Le site de Liberty Pressing Solutions, appartenant au groupe Liberty Steel, à Coventry, dans le centre de l’Angleterre, le 25 mai 2021 (AFP/Archives – Paul ELLIS)
De manière générale, tout le secteur britannique de l’acier est confronté à de larges défis, comme la hausse des prix de l’électricité et le taux d’imposition des entreprises, met en perspective l’économiste David Bailey, de l’université de Birmingham.
Un surplus de longue date sur le marché mondial de l’acier et la concurrence chinoise ont également affaibli les aciéristes britanniques.
Mais la crise que traverse Liberty est due à « des problèmes plus structurels », estime le chercheur: « ils étaient bien trop dépendants de Greensill lorsqu’elle a fait faillite et se sont retrouvés trop exposés ».
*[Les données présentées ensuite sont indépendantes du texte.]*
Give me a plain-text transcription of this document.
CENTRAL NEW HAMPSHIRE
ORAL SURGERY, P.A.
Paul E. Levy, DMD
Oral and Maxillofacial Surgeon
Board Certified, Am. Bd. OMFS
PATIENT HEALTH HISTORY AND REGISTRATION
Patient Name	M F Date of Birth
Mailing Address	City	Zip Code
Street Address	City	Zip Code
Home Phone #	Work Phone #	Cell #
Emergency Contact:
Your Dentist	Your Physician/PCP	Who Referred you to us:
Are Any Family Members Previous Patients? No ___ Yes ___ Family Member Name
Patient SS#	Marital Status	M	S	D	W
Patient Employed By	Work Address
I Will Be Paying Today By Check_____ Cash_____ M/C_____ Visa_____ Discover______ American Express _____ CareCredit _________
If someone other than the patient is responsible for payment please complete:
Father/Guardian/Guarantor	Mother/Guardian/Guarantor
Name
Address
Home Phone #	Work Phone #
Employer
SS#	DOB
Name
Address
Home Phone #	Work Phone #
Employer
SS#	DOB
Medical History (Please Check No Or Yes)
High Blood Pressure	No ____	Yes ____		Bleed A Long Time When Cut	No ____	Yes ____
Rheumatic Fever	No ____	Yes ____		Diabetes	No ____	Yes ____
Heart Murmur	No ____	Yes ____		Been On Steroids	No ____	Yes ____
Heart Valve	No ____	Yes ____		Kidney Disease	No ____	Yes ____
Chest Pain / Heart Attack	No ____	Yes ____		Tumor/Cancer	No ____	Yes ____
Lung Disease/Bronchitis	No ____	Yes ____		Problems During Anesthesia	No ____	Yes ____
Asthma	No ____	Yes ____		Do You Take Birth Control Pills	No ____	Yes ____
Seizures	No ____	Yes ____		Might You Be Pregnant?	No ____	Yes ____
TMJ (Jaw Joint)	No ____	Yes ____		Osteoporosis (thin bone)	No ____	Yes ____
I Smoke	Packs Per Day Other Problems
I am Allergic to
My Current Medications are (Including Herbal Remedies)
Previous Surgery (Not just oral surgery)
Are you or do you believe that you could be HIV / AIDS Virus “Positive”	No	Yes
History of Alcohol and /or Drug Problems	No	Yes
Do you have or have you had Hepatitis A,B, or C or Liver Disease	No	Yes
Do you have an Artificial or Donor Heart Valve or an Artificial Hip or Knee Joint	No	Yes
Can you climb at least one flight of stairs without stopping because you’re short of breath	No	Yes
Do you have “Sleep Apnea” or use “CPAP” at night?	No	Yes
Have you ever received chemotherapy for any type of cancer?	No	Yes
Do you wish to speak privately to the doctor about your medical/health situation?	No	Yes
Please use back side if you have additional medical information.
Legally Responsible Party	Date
M. Bailey estime que le gouvernement britannique devrait intervenir par le biais d’une mise sous tutelle à l’américaine, où l’État gère et réforme les entreprises avant de les rendre au secteur privé, afin de prévenir des dommages dans des industries connexes.
Mais le secrétaire d’État aux entreprises britanniques, Kwasi Kwarteng, a récemment déclaré aux députés qu’une nationalisation était « peu probable ».